Eminem appears on Medicine Man, alongside South African singer Candice Pillayand Anderson .Paak, another Dre discovery whose name appears often in the new album's credits. Dre told Rolling Stone that working with Eminem is always a thrilling experience, not least because he keeps his lyrics to himself until the last minute, including that couplet from The Real Slim Shady about Dr Dre being dead and locked in his basement. "Working with him is crazy," Dre explained. "He never lets me know what he's gonna say until he gets on the mic. My face has been in my hands numerous amounts of times."
2. Kendrick Lamar
Kendrick is the hottest noise and sharpest MC to come out of Compton since, well, you know.

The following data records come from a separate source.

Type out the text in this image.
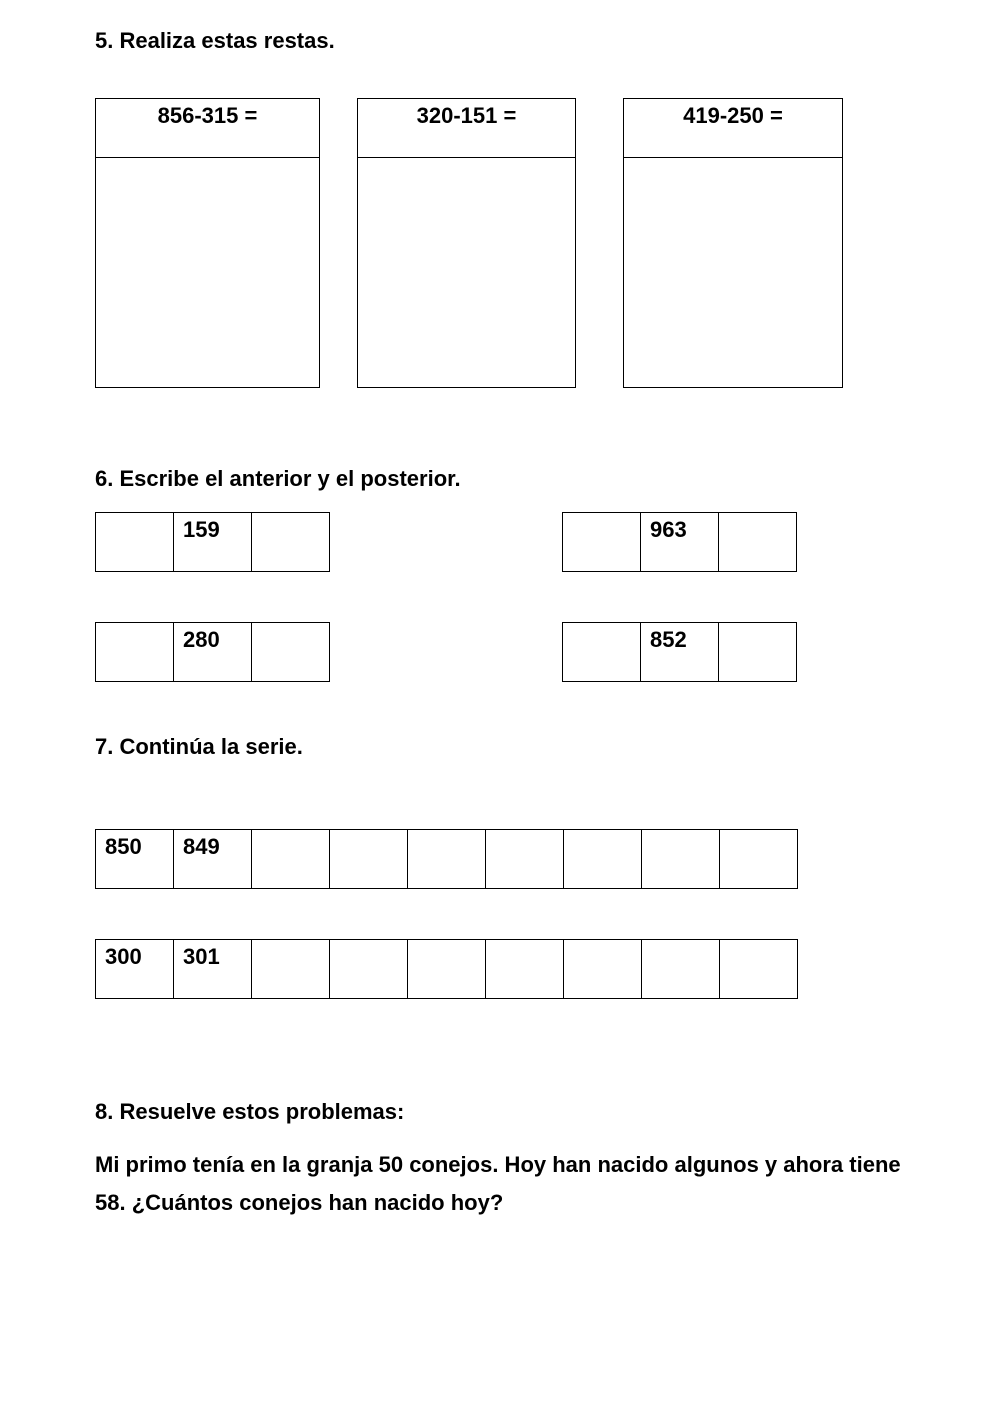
5. Realiza estas restas.
856-315 =	320-151 =	419-250 =
6. Escribe el anterior y el posterior.
	159	
		963	
	280	
		852	
7. Continúa la serie.
850	849							
300	301							
8. Resuelve estos problemas:

Mi primo tenía en la granja 50 conejos. Hoy han nacido algunos y ahora tiene 58. ¿Cuántos conejos han nacido hoy?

So it makes total sense that Dre would bring him in again to work on such a locally themed project. He's on three tracks; Genocide, in which he appears alongside Candice Pillay and British singer-songwriter Marsha Ambrosius of Floetry (a particular favourite of Dre's); Deep Water, with new discovery Justus, and Darkside/Gone, which also features North Carolina's up-and-coming 'conscious' rap star King Mez.
3. Jill Scott
As this is a project all about roots, it makes total sense to bring in Jill Scott's deep soul purr, taking hip hop back to where it came from. She's on the song For The Love of Money, which also features Jon Connor, another Compton rapper snapped up by Dre's Aftermath Entertainment on the advice of Xzibit (who also appears, on a song called Loose Cannons). Oh, and for another intra-rap link, Jon Connor's most recent mixtape was a reworking of 17 Kanye West songs entitled The Late Registration Of A College Dropout Who Had A Dark Twisted Fantasy Of 808s And Heartbreak.
4. Snoop Dogg
This guy takes things right back to the earliest days of Dre's solo career. He's the rapper who helped him build his empire, driving him the furthest from his past in the immediate aftermath (pun intended) of the break-up of N.W.A. So of course Snoop's on the record. One Shot One Kill is a personal warning set to tense, itchy funk. One of the album's highlights, the chorus signs off with a disturbing promise: "You are now not in the presence of nice guys."
5. Ice Cube
And of course, there would be no Beats, no Aftermath, no Eminem, 50 Cent, Snoop and no Compton (the album) without Dre's first group N.W.A. Right at the heart of that group were the twin burning firebrands, street hustler Eazy-E and poet of rage Ice Cube. Cube lends his ferocious flow to Issues, a very Dre production based on a sparkling psychedelic funk sample and bringing in Anderson .Paak and Dem Jointz for extra shouting and vocoder duties.